Date: Thu Mar 19 2026 - 00:06:46 EST


On Tue, Mar 17, 2026 at 9:02 AM Jim Mattson <jmattson@xxxxxxxxxx> wrote:
>
> On Wed, Apr 9, 2025 at 10:05 AM Sean Christopherson <seanjc@xxxxxxxxxx> wrote:
>
> > Long story short, masking PEBS_ENABLE with the guest's value (in addition to
> > what perf allows) fixes the issue on my end. Assuming testing goes well, I'll
> > post this as a proper patch.
> >
> > --
> > diff --git a/arch/x86/events/intel/core.c b/arch/x86/events/intel/core.c
> > index cdb19e3ba3aa..1d01fb43a337 100644
> > --- a/arch/x86/events/intel/core.c
> > +++ b/arch/x86/events/intel/core.c
> > @@ -4336,7 +4336,7 @@ static struct perf_guest_switch_msr *intel_guest_get_msrs(int *nr, void *data)
> > arr[pebs_enable] = (struct perf_guest_switch_msr){
> > .msr = MSR_IA32_PEBS_ENABLE,
> > .host = cpuc->pebs_enabled & ~cpuc->intel_ctrl_guest_mask,
> > - .guest = pebs_mask & ~cpuc->intel_ctrl_host_mask,
> > + .guest = pebs_mask & ~cpuc->intel_ctrl_host_mask & kvm_pmu->pebs_enable,
> > };
> >
> > if (arr[pebs_enable].host) {
>
> Because kvm_pmu->pebs_enable is optimistic, I think we also need to
> swap these two modifications to guest PGC in the code below:
>
> arr[global_ctrl].guest &= ~kvm_pmu->host_cross_mapped_mask;
> /* Set hw GLOBAL_CTRL bits for PEBS counter when it runs for guest */
> arr[global_ctrl].guest |= arr[pebs_enable].guest;

Doh! The line above those two lines is:

arr[pebs_enable].guest &= ~kvm_pmu->host_cross_mapped_mask;

So, the ordering of the global_ctrl modifications is irrelevant.

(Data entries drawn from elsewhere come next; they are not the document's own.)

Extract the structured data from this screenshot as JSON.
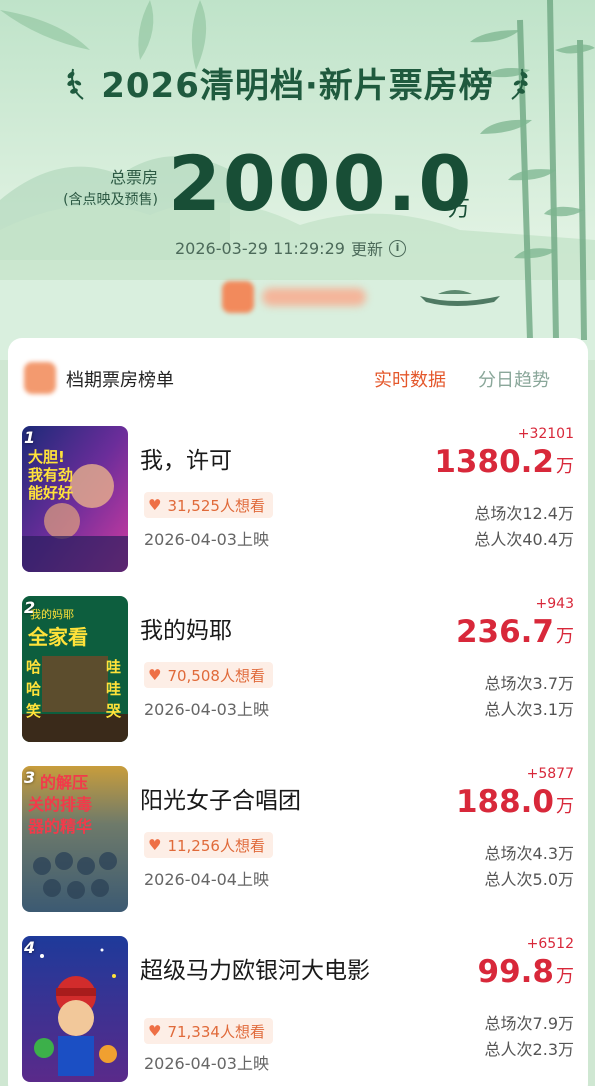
{
  "header": {
    "title": "2026清明档·新片票房榜",
    "total_label": "总票房",
    "total_sublabel": "(含点映及预售)",
    "total_value": "2000.0",
    "total_unit": "万",
    "updated_time": "2026-03-29 11:29:29",
    "updated_suffix": "更新",
    "info_icon_glyph": "i"
  },
  "board": {
    "title": "档期票房榜单",
    "tabs": [
      {
        "label": "实时数据",
        "active": true
      },
      {
        "label": "分日趋势",
        "active": false
      }
    ]
  },
  "movies": [
    {
      "rank": "1",
      "title": "我，许可",
      "delta": "+32101",
      "box_office": "1380.2",
      "unit": "万",
      "want": "31,525人想看",
      "release": "2026-04-03上映",
      "total_shows": "总场次12.4万",
      "total_viewers": "总人次40.4万",
      "poster_text": "大胆!\n我有劲\n能好好",
      "poster_colors": [
        "#1c2a78",
        "#d13ca0"
      ]
    },
    {
      "rank": "2",
      "title": "我的妈耶",
      "delta": "+943",
      "box_office": "236.7",
      "unit": "万",
      "want": "70,508人想看",
      "release": "2026-04-03上映",
      "total_shows": "总场次3.7万",
      "total_viewers": "总人次3.1万",
      "poster_text": "全家看\n哈 哇\n哈 哇\n笑 哭",
      "poster_colors": [
        "#0d5e3e",
        "#3a2a1a"
      ]
    },
    {
      "rank": "3",
      "title": "阳光女子合唱团",
      "delta": "+5877",
      "box_office": "188.0",
      "unit": "万",
      "want": "11,256人想看",
      "release": "2026-04-04上映",
      "total_shows": "总场次4.3万",
      "total_viewers": "总人次5.0万",
      "poster_text": "的解压\n关的排毒\n器的精华",
      "poster_colors": [
        "#3c5a72",
        "#c89d3c"
      ]
    },
    {
      "rank": "4",
      "title": "超级马力欧银河大电影",
      "delta": "+6512",
      "box_office": "99.8",
      "unit": "万",
      "want": "71,334人想看",
      "release": "2026-04-03上映",
      "total_shows": "总场次7.9万",
      "total_viewers": "总人次2.3万",
      "poster_text": "",
      "poster_colors": [
        "#1e3a9a",
        "#d22c2c"
      ]
    }
  ],
  "icons": {
    "heart": "heart-icon",
    "info": "info-icon",
    "laurel": "laurel-icon"
  },
  "colors": {
    "accent_red": "#d8283a",
    "active_tab": "#e4582c",
    "title_green": "#1f5a3e"
  }
}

> By the way, IA32_PEBS_ENABLE can be modified in NMI context by
> handle_pmi_common(), so the host value returned from this function may
> already be stale. We have seen cases where handle_pmi_common() clears
> a bit in IA32_PEBS_ENABLE between here and the next VM-entry. VM-exit
> restores the stale value with the bit set, and that bit persists
> indefinitely. If the next perf event assigned to that PMC is not a
> PEBS event, it magically becomes one. When an NMI arrives for PEBS
> buffer overflow, perf refuses to claim it, because it doesn't think
> any PEBS events are active. So, we get an "Uhhuh. NMI received for
> unknown reason" message on the console. A flood of these is enough to
> trigger the NMI watchdog and cause a panic.
>
> I think we need a fixup after VM-exit to clear any IA32_PEBS_ENABLE
> bits that were cleared by handle_pmi_common() between
> intel_guest_get_msrs() and VM-entry, but I'm not sure what the best
> API might be. Calling intel_guest_get_msrs() again seems too
> heavyweight. Maybe KVM could ask perf nicely to just rewrite the MSR
> with cpuc->pebs_enabled? Note that any erroneous IA32_PEBS_ENABLE bits
> are dormant post VM-exit, since any PMCs throttled by
> handle_pmi_common() will have their enable bits cleared in the
> corresponding event selector.